A long while ago, or at least it seems so now, I pre-ordered Washington’s War from GMT. It’s the first time I’ve ever signed onto something on the P500. Now at the time I ordered it I was loving the Civil War themed For The People. When looking up the designer of FtP, Mark Herman, I came across We The People. I wanted to give it a try, but due to it being OOP and expensive I never picked it up. Someone though pointed me in the direction of Washington’s War which was being worked on so I decided to take the plunge.
A few months later though I got the chance to play Hannibal: Rome Vs Carthage and We The People. I took a dislike to both games because there seemed to be very little going on, other then area control. I didn’t particularly dislike the battlecards, although they did have some problems. But the game themselves tended to be a lot of time placing and flipping control markers and very little war. I was tempted to cancel my order but I decided to hold out.
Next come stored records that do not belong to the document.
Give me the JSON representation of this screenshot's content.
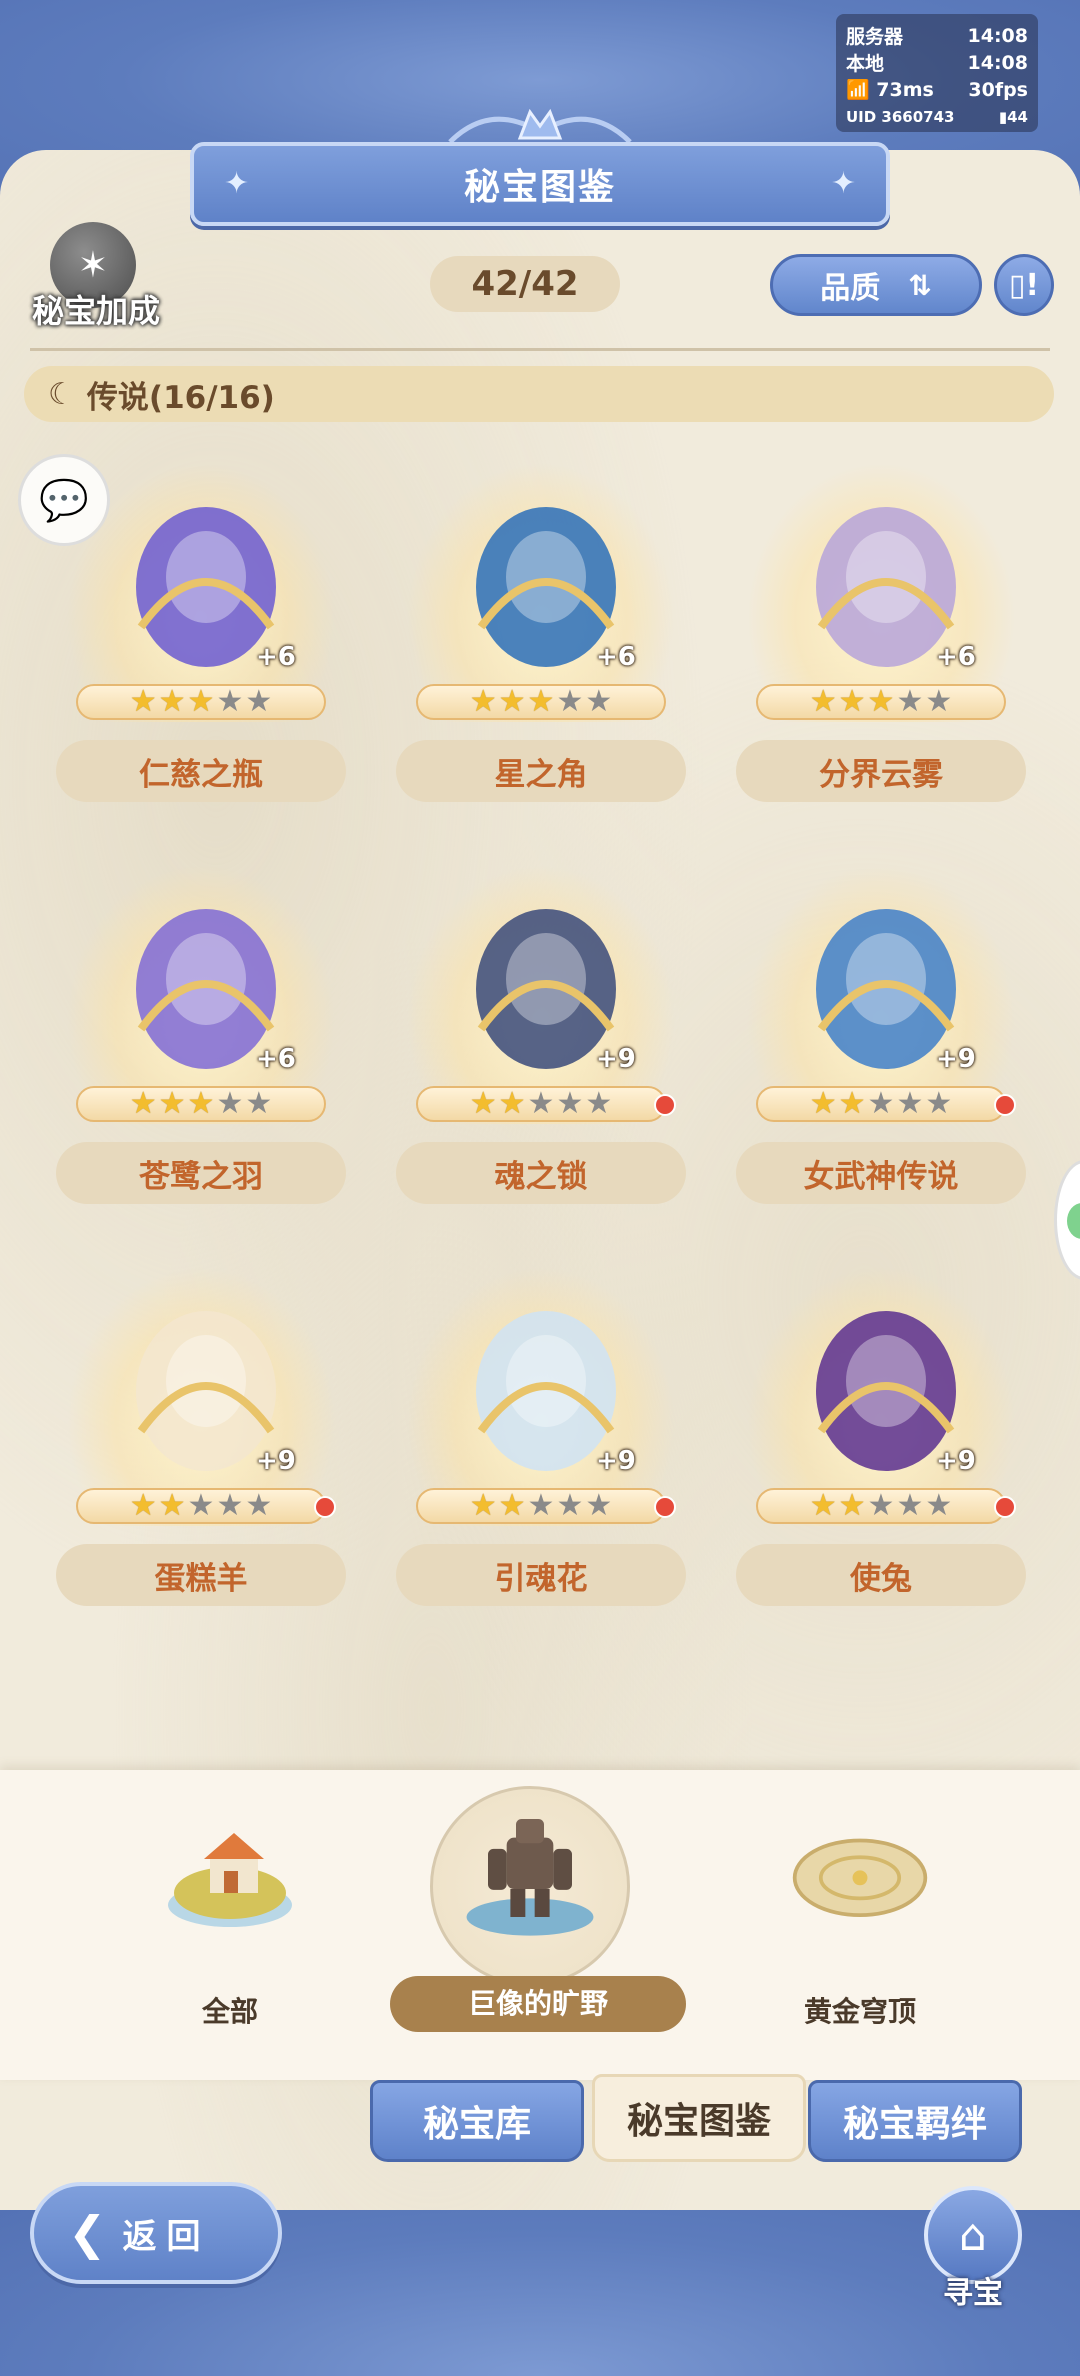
{
  "status": {
    "server_label": "服务器",
    "server_time": "14:08",
    "local_label": "本地",
    "local_time": "14:08",
    "ping": "73ms",
    "fps": "30fps",
    "uid": "UID 3660743",
    "battery": "44"
  },
  "header": {
    "title": "秘宝图鉴",
    "bonus_label": "秘宝加成",
    "counter": "42/42",
    "quality_label": "品质"
  },
  "category": {
    "label": "传说(16/16)"
  },
  "items": [
    {
      "name": "仁慈之瓶",
      "plus": "+6",
      "stars": 3,
      "dot": false,
      "icon": "vial-icon"
    },
    {
      "name": "星之角",
      "plus": "+6",
      "stars": 3,
      "dot": false,
      "icon": "star-horn-icon"
    },
    {
      "name": "分界云雾",
      "plus": "+6",
      "stars": 3,
      "dot": false,
      "icon": "cloud-mist-icon"
    },
    {
      "name": "苍鹭之羽",
      "plus": "+6",
      "stars": 3,
      "dot": false,
      "icon": "feather-icon"
    },
    {
      "name": "魂之锁",
      "plus": "+9",
      "stars": 2,
      "dot": true,
      "icon": "chain-lock-icon"
    },
    {
      "name": "女武神传说",
      "plus": "+9",
      "stars": 2,
      "dot": true,
      "icon": "tome-icon"
    },
    {
      "name": "蛋糕羊",
      "plus": "+9",
      "stars": 2,
      "dot": true,
      "icon": "sheep-icon"
    },
    {
      "name": "引魂花",
      "plus": "+9",
      "stars": 2,
      "dot": true,
      "icon": "flower-icon"
    },
    {
      "name": "使兔",
      "plus": "+9",
      "stars": 2,
      "dot": true,
      "icon": "dark-rabbit-icon"
    }
  ],
  "regions": [
    {
      "label": "全部",
      "selected": false
    },
    {
      "label": "巨像的旷野",
      "selected": true
    },
    {
      "label": "黄金穹顶",
      "selected": false
    }
  ],
  "tabs": [
    {
      "label": "秘宝库",
      "active": false
    },
    {
      "label": "秘宝图鉴",
      "active": true
    },
    {
      "label": "秘宝羁绊",
      "active": false
    }
  ],
  "footer": {
    "back_label": "返回",
    "treasure_label": "寻宝"
  },
  "colors": {
    "frame_blue": "#5f7fc0",
    "panel_beige": "#f1ebdc",
    "name_text": "#c2652c",
    "star_gold": "#f3bd2e",
    "badge_red": "#e64a3a"
  }
}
Today I couldn’t be any happier I did. First off, visually, the components will just blow you away. Its obvious that GMT put a lot of money and work into the game. The map itself is massive, and every section has some useful information on it. The cards are nice, the Rulebook and Playbook were in color which is a first for me.
I broke it out and gave it a play on my table. Although I made some rule mistakes, along with some awful dice rolls for the Americans (of course) it was fun. The first turn was really all about placing PCs, but the rest of the game involved a lot more battles and movement then I was used to with WtP or H:RvC. Battles are decided by DRM (dice roll modification) now. While the British naturally get a +1 for their regulars and another +1 due to the Royal Navy while in port, the Americans have chances to counter that based on colonial control where the battle takes place (+1 to the controller) and the Americans with a Leader can retreat before battle.
Now onto the basics of the game before I get ahead of myself. For the most part there are cards worth 1,2 or 3 operations points. There are also cards for special events but we’ll get to that. With the Operation cards you can either move a leader of an equivalent rating (a 1 can move a 1, a 2 can move a 1 or a 2 and so on) place an equivalent political control marker depending on restrictions or bring in reinforcements. There are also event cards for each side. Since the cards are side specific you can’t play them if they are for the other side. But in the past you had to discard them. Now you can discard them but flip a PC, or you can use them to add to your DRM before a battle. Using them in a battle allows you to draw another card. Discarding does not, but it does allow the other player to discard a card in order to pick up the event.
When you battle you go through a checklist to see where you can gain DRM. It’s rather easy. First off if there are any Generals you roll to see if they get to use their whole rating. A roll of 1-3 cuts that rating in half, a roll of 4-6 allows them to use it. You then add the number of CUs to each sides DRM with the General’s rating. The British can gain +1 for their regulars no matter where they are (but they can lose this +1 during the game). They also gain a +1 if they are in a port and the French Navy isn’t blockading. Either side can gain another +1 if the colony the battle is taking place in is loyal to their side. The Americans can also gain a +1 if it was an intercept. You add up the DRMs, roll a six sided dice and if the Attacker is equal or more then the Defenders, the attacker wins. The Defender must retreat (British in port can retreat via sea anywhere) and you roll for losses. The most the attacking side can lose is one CU. Each American Victory moves the French one spot closer to Alliance. If the Americans cause the British to lose 3 CUs, then the British lose their Regular bonus and the French marker moves 3 spaces.
I took pictures during play, but because of bad lighting half of them came out blurry, so I’m going to just add them to this post as a gallery. They should go in the order I took them so you might get a feel for some of the battle. Basically the Brits just destroyed everything I sent to the South, and Bendict Arnold not being able to move south and re-inforce the small army there decided the game. In short, here’s my view.
Wonderful Production Quality
Much tighter game
More fighting and less positioning
Operations Que means you can save up OPs
New Discard rules allow a lot more flexibility
The Map is massive and full of information
The 50/50 Chance that a General might not live up to his ability.
Lack of flavor to a lot of cards (They just read off 1 Op/2 Op/3 Op)
Low amount of event cards (half a deck out of 2 decks)
Fortified Ports/Winter Quarters have no effect on battles
Trust me though, the Cons are nothing that should keep you away from this great game. I’d recommend it for anyone looking for a grand strategic game of the Revolutionary War.